Expression of a Regulatable Akt1--
To identify a possible
relationship between Akt activity and GLUT1 gene expression,
we infected Hepa1c1c7 cells with a retroviral vector encoding MER-Akt1,
which is a hydroxytamoxifen-regulatable version of an epitope-tagged
Akt1 (25). We verified expression of the protein by treating cells with
hydroxytamoxifen, lysing them, immunoprecipitating the epitope-tagged
MER-Akt1, and measuring its enzymatic activity. Our findings
demonstrate that hydroxytamoxifen causes a rapid and sustained increase
in Akt enzymatic activity in cells that express MER-Akt1 (Fig.

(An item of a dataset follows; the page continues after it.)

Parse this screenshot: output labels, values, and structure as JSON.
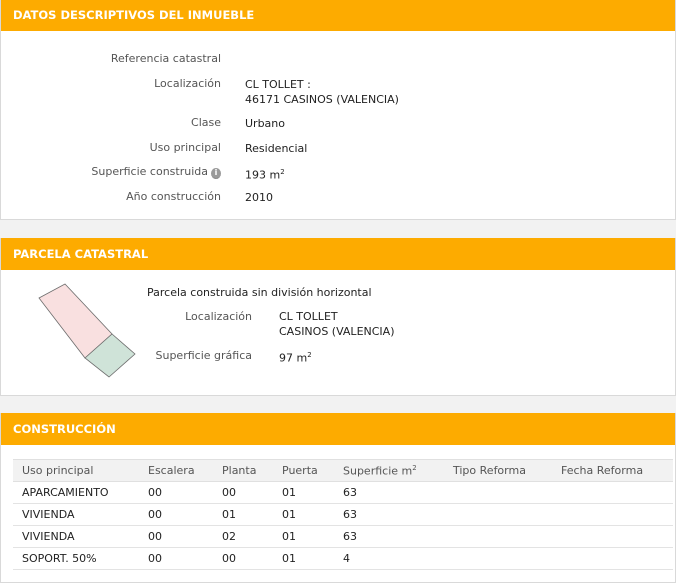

2A); however, the increase does not occur in uninfected cells (data not shown). The time course of
MER-Akt1 activation by hydroxytamoxifen is only slightly slower then
the time course of endogenous Akt1 activation by insulin (Fig.
2B). The maximal activity of hydroxytamoxifen-stimulated MER-Akt1 in the anti-HA antibody precipitates (about 70,000 cpm) (Fig.
2A) is about 3 times the maximal activity of
insulin-stimulated endogenous Akt1 (Fig. 2B). Immunoblotting
studies of total lysates indicate that the MER-Akt1 is expressed at a
level comparable to that of the endogenous Akt1 (Fig. 2A,
inset). Because Akt has three distinct isoforms, we also measured
the activity of endogenous Akt2 and Akt3 in Hepa1c1c7 cells after
stimulation with insulin. We observed that insulin stimulates
endogenous Akt3 activity (Fig. 2B, inset) to a level that is
about twice the maximal amount of hydroxytamoxifen-stimulated MER-Akt1
activity (Fig. 2A), whereas these cells contain only a low
level of Akt2 activity (data not shown). These results indicate that
the level of hydroxytamoxifen-stimulated MER-Akt1 activity in the
infected cells is about half the level of insulin-stimulated total Akt
activity in the parental cells. Therefore, the findings described below
using cells containing hydroxytamoxifen-stimulated MER-Akt1 do not
reflect artifacts related to overexpression of Akt enzyme activity.
To demonstrate a link between Akt activity and GLUT1 gene
expression, we asked whether hydroxytamoxifen induces GLUT1 mRNA accumulation in cells containing MER-Akt1. Our findings reveal that
hydroxytamoxifen induces GLUT1 mRNA and GLUT1 protein to levels
comparable to those that insulin induces in these cells (Fig.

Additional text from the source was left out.